„Ich möchte nicht, dass mein Computer mich kennt...“ Doch so gut kennt er Dich bereits:
Verhaltensbasierte IT-Sicherheit soll die Lösung für digitale Sicherheitsprobleme sein? Interessant klingt es schon. Aber ein Programm, das uns anhand unseres Tippverhaltens und darüber, wie wir die Maus bewegen, identifiziert? Das uns erkennt, sobald wir vor dem Bildschirm sitzen und nur einen Handgriff tun? Das ist doch etwas zu viel des Guten. Wer will schon, dass der Computer einen fast besser kennt, als man selbst es tut.
Am besten teilen wir unsere Meinung dazu gleich allen vermeintlichen Freunden und Followern auf Facebook, Instagram und Co. mit. Und wo wir gerade sowieso schon auf Social Media unterwegs sind, liken wir noch schnell die Fotos, auf denen wir markiert wurden, senden Freundschaftsanfragen an vorgeschlagene Personen raus und aktualisieren unseren Beziehungsstatus.

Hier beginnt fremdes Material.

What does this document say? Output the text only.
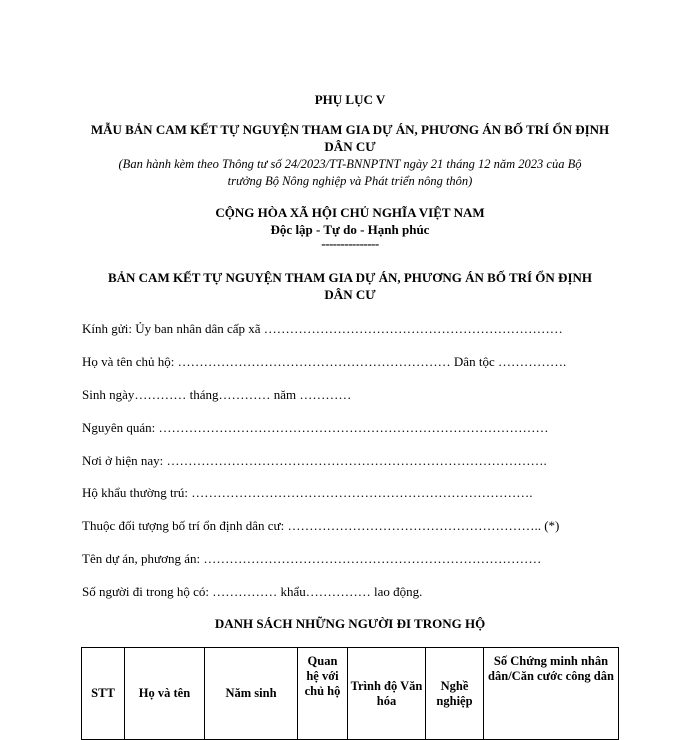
PHỤ LỤC V
MẪU BẢN CAM KẾT TỰ NGUYỆN THAM GIA DỰ ÁN, PHƯƠNG ÁN BỐ TRÍ ỔN ĐỊNH
DÂN CƯ
(Ban hành kèm theo Thông tư số 24/2023/TT-BNNPTNT ngày 21 tháng 12 năm 2023 của Bộ
trưởng Bộ Nông nghiệp và Phát triển nông thôn)
CỘNG HÒA XÃ HỘI CHỦ NGHĨA VIỆT NAM
Độc lập - Tự do - Hạnh phúc
---------------
BẢN CAM KẾT TỰ NGUYỆN THAM GIA DỰ ÁN, PHƯƠNG ÁN BỐ TRÍ ỔN ĐỊNH
DÂN CƯ
Kính gửi: Ủy ban nhân dân cấp xã ……………………………………………………………
Họ và tên chủ hộ: ……………………………………………………… Dân tộc …………….
Sinh ngày………… tháng………… năm …………
Nguyên quán: ………………………………………………………………………………
Nơi ở hiện nay: …………………………………………………………………………….
Hộ khẩu thường trú: …………………………………………………………………….
Thuộc đối tượng bố trí ổn định dân cư: ………………………………………………….. (*)
Tên dự án, phương án: ……………………………………………………………………
Số người đi trong hộ có: …………… khẩu…………… lao động.
DANH SÁCH NHỮNG NGƯỜI ĐI TRONG HỘ
STT	Họ và tên	Năm sinh	Quan hệ với chủ hộ	Trình độ Văn hóa	Nghề nghiệp	Số Chứng minh nhân dân/Căn cước công dân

Ein wenig Zeit bleibt danach noch, bis es zum Treffen mit Freunden geht. Die nutzen wir, um bei Google nach günstigen Pauschalreisen zu suchen. Der nächste Urlaub ist definitiv fällig. Beim Durchlesen der tollen Angebote vergeht die Zeit wie im Flug. Jetzt ist aber Beeilung angesagt! Und während wir draußen durch die Straßen schlendern, hinterlassen wir über unser Handy permanent unsichtbare Datenspuren. Dieses versucht sich nämlich ständig mit WLAN-Netzen oder anderen Geräten zu verbinden. Nicht zu vergessen ist die Standortnutzung, die im Laufe des Tages ein detailliertes Bewegungsprofil von uns erstellt.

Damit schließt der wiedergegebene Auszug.